Kurt Reuss: Mike, can you talk a bit more about some of the suggestions we’ve mentioned, and how they might compare to the typical bank's draw monitoring of their own funds?

Michael Gibson: The protections that Rupy described and that I just alluded to are all steps that a traditional financial institution would take to protect their funds. Obviously, it can get more complicated if the NCE and JCE are affiliated but at some level, if you're dealing with any sophistication level, these types of protections aren't going to be unusual or add significant inefficiencies to access funds and advancing funds as they're required for the project. 

A bank would always have a consultant who would review draw requests.  A bank is not going to advance any of its own funds until it's comfortable doing so. The authority to do that obviously lies with the bank, and in most instances it's not one person signing off on a bank account.
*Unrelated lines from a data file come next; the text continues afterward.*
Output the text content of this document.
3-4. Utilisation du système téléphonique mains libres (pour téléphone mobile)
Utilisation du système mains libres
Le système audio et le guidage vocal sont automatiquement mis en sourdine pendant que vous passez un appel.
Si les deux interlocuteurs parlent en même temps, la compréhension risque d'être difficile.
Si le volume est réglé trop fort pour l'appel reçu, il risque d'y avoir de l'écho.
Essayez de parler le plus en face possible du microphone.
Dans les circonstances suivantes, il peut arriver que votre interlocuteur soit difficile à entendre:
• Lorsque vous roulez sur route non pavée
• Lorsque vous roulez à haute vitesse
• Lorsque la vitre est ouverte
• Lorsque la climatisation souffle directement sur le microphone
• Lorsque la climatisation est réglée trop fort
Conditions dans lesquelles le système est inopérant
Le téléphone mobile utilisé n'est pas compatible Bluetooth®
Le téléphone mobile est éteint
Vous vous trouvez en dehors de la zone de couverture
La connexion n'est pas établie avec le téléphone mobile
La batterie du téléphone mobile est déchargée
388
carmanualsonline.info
There are going to be multiple layers of protection that any institution would take to ensure that, when it's sending significant sums of money out the door, they're going out for a particular purpose that was intended when the loan documents were signed. I don't see why EB5 should be any different. In fact, it's probably more important, because proceeds need to go towards specific job creation purposes in order for everybody to meet the expectations of the project and obtain approvals of their immigration petition.

Kurt Reuss: Mike, when we talk about construction monitoring, what kind of costs are we talking about adding to the projects?
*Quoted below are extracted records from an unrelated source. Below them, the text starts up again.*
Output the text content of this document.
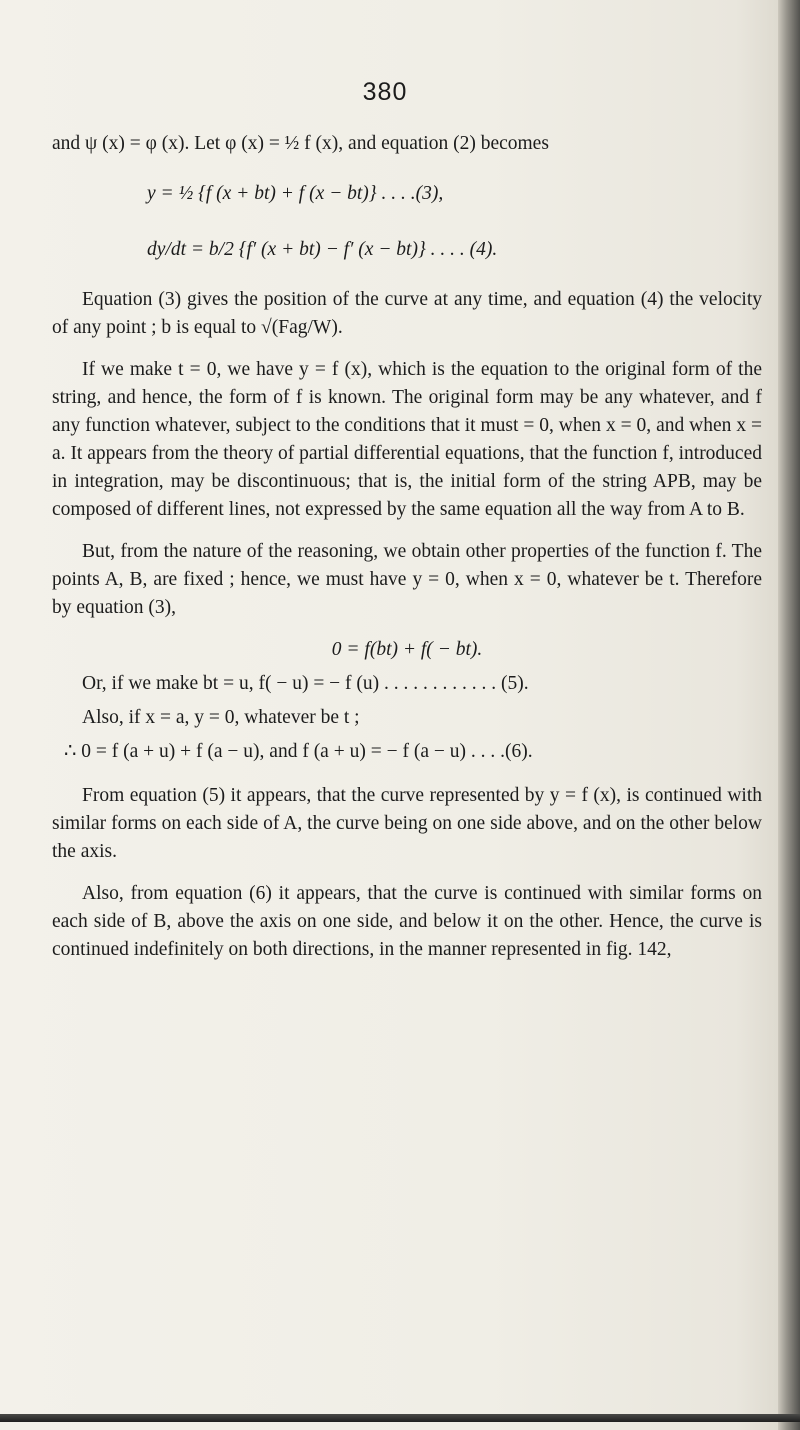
380
and ψ (x) = φ (x). Let φ (x) = ½ f (x), and equation (2) becomes
y = ½ {f (x + bt) + f (x − bt)} . . . .(3),
dy/dt = b/2 {f′ (x + bt) − f′ (x − bt)} . . . . (4).

Equation (3) gives the position of the curve at any time, and equation (4) the velocity of any point ; b is equal to √(Fag/W).

If we make t = 0, we have y = f (x), which is the equation to the original form of the string, and hence, the form of f is known. The original form may be any whatever, and f any function whatever, subject to the conditions that it must = 0, when x = 0, and when x = a. It appears from the theory of partial differential equations, that the function f, introduced in integration, may be discontinuous; that is, the initial form of the string APB, may be composed of different lines, not expressed by the same equation all the way from A to B.

But, from the nature of the reasoning, we obtain other properties of the function f. The points A, B, are fixed ; hence, we must have y = 0, when x = 0, whatever be t. Therefore by equation (3),

0 = f(bt) + f( − bt).
Or, if we make bt = u, f( − u) = − f (u) . . . . . . . . . . . . (5).
Also, if x = a, y = 0, whatever be t ;
∴ 0 = f (a + u) + f (a − u), and f (a + u) = − f (a − u) . . . .(6).

From equation (5) it appears, that the curve represented by y = f (x), is continued with similar forms on each side of A, the curve being on one side above, and on the other below the axis.

Also, from equation (6) it appears, that the curve is continued with similar forms on each side of B, above the axis on one side, and below it on the other. Hence, the curve is continued indefinitely on both directions, in the manner represented in fig. 142,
Michael Gibson: It's going to be a project-by-project basis and will depend on how complicated the EB5 project is. I guess I'd say two things about adding costs. One is, if you think about $125 million or any significant loan amount or offering for a project, adding a cost that's basically going to be a blip on the radar screen seems to me to be insignificant in terms of the fraud that could otherwise take place in a project. 
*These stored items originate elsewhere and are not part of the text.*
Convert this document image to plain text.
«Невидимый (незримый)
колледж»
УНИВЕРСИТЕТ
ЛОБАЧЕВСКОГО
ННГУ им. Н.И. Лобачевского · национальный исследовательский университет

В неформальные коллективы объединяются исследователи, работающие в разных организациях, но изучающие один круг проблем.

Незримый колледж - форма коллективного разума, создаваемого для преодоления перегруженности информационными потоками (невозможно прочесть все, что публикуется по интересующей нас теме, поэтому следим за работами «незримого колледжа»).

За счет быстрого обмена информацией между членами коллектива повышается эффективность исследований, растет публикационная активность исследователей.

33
In my experience, and you'd have to get a quote for any particular project, but you're not talking about significant costs. You're probably talking about $20,000 to $75,000 or somewhere in that range. That would be to monitor construction draws on a project. Again, depending on the complication, number of draws, and the amount of work that you're actually engaging someone to do. In the grand scheme of things, I think it's a layer of protection that should be considered on almost any project.

Dan Lundy: To some extent, it's being done already in most deals. You're already paying those costs, because you have a senior lender who is going to require this kind of oversight.

Michael Gibson: Dan’s right and that's a good point. Ultimately, though I think what we're concerned about here, even under a senior lender, is that fraud could still take place before the EB5 proceeds even went out. Once escrow is released and the funds are available to be lent, I think at that point, you need to also add some protections.

Rupy Cheema: The fact is the senior lender will have steps put into place to protect their funds, but they wouldn't necessarily be looking at how the EB5 fund is being drawn.

Michael Gibson: Right. All the senior lender wants to know is that the EB5 money is there and available for the project. Once it's released from escrow and available to be lent, they're not going to be monitoring that at all. 

Dan Lundy: In some deals, they want a service disbursement agent, too.

Michael Gibson: Yes, in some deals, though not every deal.

Kurt Reuss: So, Dan, what you're saying is that in some deals, the senior lender will want to act as the disbursement agent for all the funds?

Dan Lundy: Usually, the senior lender's money goes in last. The senior lender will want to make sure that the money is actually being used for the purpose intended; that the construction is going to be completed. That’s because their money is coming in afterwards, and they don't want a half-built building.

Kurt Reuss: In the deal that we're talking about specifically here, Path America, it seems the money started going into places other than where it was meant to before the senior lender even started making loans.

Rupy Cheema: We don't know if there is even a senior lender. We don't know how much EB5 money. As Ozzie pointed out earlier, that can’t be determined from the complaint.